A Novel 1D Hybrid Chaotic Map-Based Image Compression and Encryption Using Compressed Sensing and Fibonacci-Lucas Transform

A one-dimensional (1D) hybrid chaotic system is constructed by three different 1D chaotic maps in parallel-then-cascade fashion. The proposed chaotic map has larger key space and exhibits better uniform distribution property in some parametric range compared with existing 1D chaotic map. Meanwhile, with the combination of compressive sensing (CS) and Fibonacci-Lucas transform (FLT), a novel image compression and encryption scheme is proposed with the advantages of the 1D hybrid chaotic map. The whole encryption procedure includes compression by compressed sensing (CS), scrambling with FLT, and diffusion after linear scaling.

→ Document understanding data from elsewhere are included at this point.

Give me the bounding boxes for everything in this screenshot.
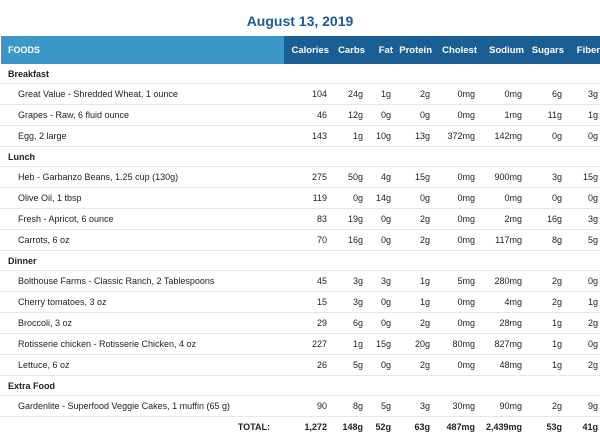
cholest-cell: 0mg bbox=[435, 209, 480, 230]
sodium-cell: 900mg bbox=[480, 167, 527, 188]
sugars-cell: 11g bbox=[527, 105, 567, 126]
fiber-cell: 3g bbox=[567, 209, 600, 230]
cholest-cell: 0mg bbox=[435, 355, 480, 376]
fiber-cell: 2g bbox=[567, 313, 600, 334]
fat-cell: 14g bbox=[368, 188, 396, 209]
calories-cell: 46 bbox=[284, 105, 332, 126]
meal-section-breakfast bbox=[1, 64, 600, 84]
sugars-cell: 1g bbox=[527, 313, 567, 334]
cholest-cell: 5mg bbox=[435, 271, 480, 292]
carbs-cell: 8g bbox=[332, 396, 368, 417]
protein-cell: 2g bbox=[396, 230, 435, 251]
food-row bbox=[1, 313, 600, 334]
carbs-cell: 1g bbox=[332, 126, 368, 147]
carbs-cell: 12g bbox=[332, 105, 368, 126]
protein-cell: 13g bbox=[396, 126, 435, 147]
food-name: Heb - Garbanzo Beans, 1.25 cup (130g) bbox=[1, 167, 284, 188]
fat-cell: 3g bbox=[368, 271, 396, 292]
food-row bbox=[1, 230, 600, 251]
food-row bbox=[1, 105, 600, 126]
fiber-cell: 1g bbox=[567, 292, 600, 313]
column-header-carbs: Carbs bbox=[332, 36, 368, 64]
fiber-cell: 0g bbox=[567, 271, 600, 292]
protein-cell: 0g bbox=[396, 188, 435, 209]
total-fiber: 41g bbox=[567, 417, 600, 437]
fat-cell: 0g bbox=[368, 209, 396, 230]
protein-cell: 0g bbox=[396, 105, 435, 126]
column-header-sodium: Sodium bbox=[480, 36, 527, 64]
food-row bbox=[1, 167, 600, 188]
protein-cell: 2g bbox=[396, 313, 435, 334]
fat-cell: 0g bbox=[368, 230, 396, 251]
column-header-protein: Protein bbox=[396, 36, 435, 64]
sodium-cell: 0mg bbox=[480, 84, 527, 105]
cholest-cell: 0mg bbox=[435, 84, 480, 105]
food-name: Gardenlite - Superfood Veggie Cakes, 1 muffin (65 g) bbox=[1, 396, 284, 417]
food-diary-table bbox=[1, 36, 600, 436]
carbs-cell: 16g bbox=[332, 230, 368, 251]
protein-cell: 2g bbox=[396, 84, 435, 105]
sodium-cell: 0mg bbox=[480, 188, 527, 209]
calories-cell: 143 bbox=[284, 126, 332, 147]
cholest-cell: 0mg bbox=[435, 313, 480, 334]
total-row bbox=[1, 417, 600, 437]
food-row bbox=[1, 209, 600, 230]
sugars-cell: 16g bbox=[527, 209, 567, 230]
food-row bbox=[1, 334, 600, 355]
sodium-cell: 117mg bbox=[480, 230, 527, 251]
sugars-cell: 2g bbox=[527, 271, 567, 292]
fat-cell: 15g bbox=[368, 334, 396, 355]
sodium-cell: 28mg bbox=[480, 313, 527, 334]
cholest-cell: 80mg bbox=[435, 334, 480, 355]
protein-cell: 2g bbox=[396, 209, 435, 230]
food-row bbox=[1, 188, 600, 209]
food-name: Fresh - Apricot, 6 ounce bbox=[1, 209, 284, 230]
carbs-cell: 3g bbox=[332, 271, 368, 292]
total-protein: 63g bbox=[396, 417, 435, 437]
total-cholest: 487mg bbox=[435, 417, 480, 437]
column-header-calories: Calories bbox=[284, 36, 332, 64]
protein-cell: 20g bbox=[396, 334, 435, 355]
food-name: Rotisserie chicken - Rotisserie Chicken, 4 oz bbox=[1, 334, 284, 355]
table-header-row bbox=[1, 36, 600, 64]
fiber-cell: 3g bbox=[567, 84, 600, 105]
carbs-cell: 0g bbox=[332, 188, 368, 209]
sugars-cell: 2g bbox=[527, 396, 567, 417]
fat-cell: 0g bbox=[368, 105, 396, 126]
carbs-cell: 5g bbox=[332, 355, 368, 376]
fiber-cell: 1g bbox=[567, 105, 600, 126]
cholest-cell: 0mg bbox=[435, 167, 480, 188]
cholest-cell: 0mg bbox=[435, 188, 480, 209]
report-date-title: August 13, 2019 bbox=[246, 13, 354, 29]
sugars-cell: 6g bbox=[527, 84, 567, 105]
meal-title: Breakfast bbox=[1, 64, 600, 84]
total-sugars: 53g bbox=[527, 417, 567, 437]
column-header-fat: Fat bbox=[368, 36, 396, 64]
sugars-cell: 2g bbox=[527, 292, 567, 313]
fiber-cell: 5g bbox=[567, 230, 600, 251]
sugars-cell: 3g bbox=[527, 167, 567, 188]
carbs-cell: 50g bbox=[332, 167, 368, 188]
meal-section-extra-food bbox=[1, 376, 600, 396]
meal-section-lunch bbox=[1, 147, 600, 167]
total-fat: 52g bbox=[368, 417, 396, 437]
fat-cell: 5g bbox=[368, 396, 396, 417]
fat-cell: 1g bbox=[368, 84, 396, 105]
calories-cell: 90 bbox=[284, 396, 332, 417]
carbs-cell: 1g bbox=[332, 334, 368, 355]
sodium-cell: 142mg bbox=[480, 126, 527, 147]
calories-cell: 227 bbox=[284, 334, 332, 355]
protein-cell: 2g bbox=[396, 355, 435, 376]
sodium-cell: 827mg bbox=[480, 334, 527, 355]
food-name: Grapes - Raw, 6 fluid ounce bbox=[1, 105, 284, 126]
sugars-cell: 8g bbox=[527, 230, 567, 251]
food-row bbox=[1, 271, 600, 292]
meal-title: Lunch bbox=[1, 147, 600, 167]
sugars-cell: 1g bbox=[527, 355, 567, 376]
calories-cell: 83 bbox=[284, 209, 332, 230]
cholest-cell: 0mg bbox=[435, 292, 480, 313]
sodium-cell: 1mg bbox=[480, 105, 527, 126]
cholest-cell: 0mg bbox=[435, 105, 480, 126]
food-name: Great Value - Shredded Wheat, 1 ounce bbox=[1, 84, 284, 105]
meal-title: Dinner bbox=[1, 251, 600, 271]
total-label: TOTAL: bbox=[1, 417, 284, 437]
total-calories: 1,272 bbox=[284, 417, 332, 437]
protein-cell: 1g bbox=[396, 292, 435, 313]
meal-title: Extra Food bbox=[1, 376, 600, 396]
column-header-cholest: Cholest bbox=[435, 36, 480, 64]
calories-cell: 104 bbox=[284, 84, 332, 105]
calories-cell: 45 bbox=[284, 271, 332, 292]
food-name: Cherry tomatoes, 3 oz bbox=[1, 292, 284, 313]
food-name: Broccoli, 3 oz bbox=[1, 313, 284, 334]
food-name: Carrots, 6 oz bbox=[1, 230, 284, 251]
protein-cell: 15g bbox=[396, 167, 435, 188]
fat-cell: 0g bbox=[368, 292, 396, 313]
fat-cell: 0g bbox=[368, 313, 396, 334]
calories-cell: 26 bbox=[284, 355, 332, 376]
fat-cell: 10g bbox=[368, 126, 396, 147]
calories-cell: 70 bbox=[284, 230, 332, 251]
fiber-cell: 15g bbox=[567, 167, 600, 188]
fiber-cell: 0g bbox=[567, 334, 600, 355]
cholest-cell: 0mg bbox=[435, 230, 480, 251]
food-name: Bolthouse Farms - Classic Ranch, 2 Tablespoons bbox=[1, 271, 284, 292]
column-header-fiber: Fiber bbox=[567, 36, 600, 64]
protein-cell: 1g bbox=[396, 271, 435, 292]
calories-cell: 29 bbox=[284, 313, 332, 334]
total-sodium: 2,439mg bbox=[480, 417, 527, 437]
food-row bbox=[1, 355, 600, 376]
calories-cell: 15 bbox=[284, 292, 332, 313]
food-row bbox=[1, 396, 600, 417]
food-row bbox=[1, 292, 600, 313]
sodium-cell: 90mg bbox=[480, 396, 527, 417]
fat-cell: 0g bbox=[368, 355, 396, 376]
sodium-cell: 2mg bbox=[480, 209, 527, 230]
food-name: Egg, 2 large bbox=[1, 126, 284, 147]
sugars-cell: 0g bbox=[527, 126, 567, 147]
sugars-cell: 0g bbox=[527, 188, 567, 209]
sodium-cell: 48mg bbox=[480, 355, 527, 376]
sodium-cell: 4mg bbox=[480, 292, 527, 313]
column-header-foods: FOODS bbox=[1, 36, 284, 64]
protein-cell: 3g bbox=[396, 396, 435, 417]
fiber-cell: 0g bbox=[567, 126, 600, 147]
carbs-cell: 6g bbox=[332, 313, 368, 334]
total-carbs: 148g bbox=[332, 417, 368, 437]
carbs-cell: 19g bbox=[332, 209, 368, 230]
fiber-cell: 2g bbox=[567, 355, 600, 376]
food-name: Lettuce, 6 oz bbox=[1, 355, 284, 376]
sodium-cell: 280mg bbox=[480, 271, 527, 292]
fat-cell: 4g bbox=[368, 167, 396, 188]
carbs-cell: 3g bbox=[332, 292, 368, 313]
fiber-cell: 9g bbox=[567, 396, 600, 417]
calories-cell: 275 bbox=[284, 167, 332, 188]
cholest-cell: 30mg bbox=[435, 396, 480, 417]
food-row bbox=[1, 84, 600, 105]
column-header-sugars: Sugars bbox=[527, 36, 567, 64]
food-row bbox=[1, 126, 600, 147]
food-name: Olive Oil, 1 tbsp bbox=[1, 188, 284, 209]
carbs-cell: 24g bbox=[332, 84, 368, 105]
calories-cell: 119 bbox=[284, 188, 332, 209]
sugars-cell: 1g bbox=[527, 334, 567, 355]
meal-section-dinner bbox=[1, 251, 600, 271]
cholest-cell: 372mg bbox=[435, 126, 480, 147]
fiber-cell: 0g bbox=[567, 188, 600, 209]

Bernoulli measurement matrix in CS is generated by the proposed 1D hybrid chaotic map due to its excellent uniform distribution. To enhance the security and complexity, transform kernel of FLT varies in each permutation round according to the generated chaotic sequences. Further, the key streams used in the diffusion process depend on the chaotic map as well as plain image, which could resist chosen plaintext attack (CPA). Experimental results and security analyses demonstrate the validity of our scheme in terms of high security and robustness against noise attack and cropping attack.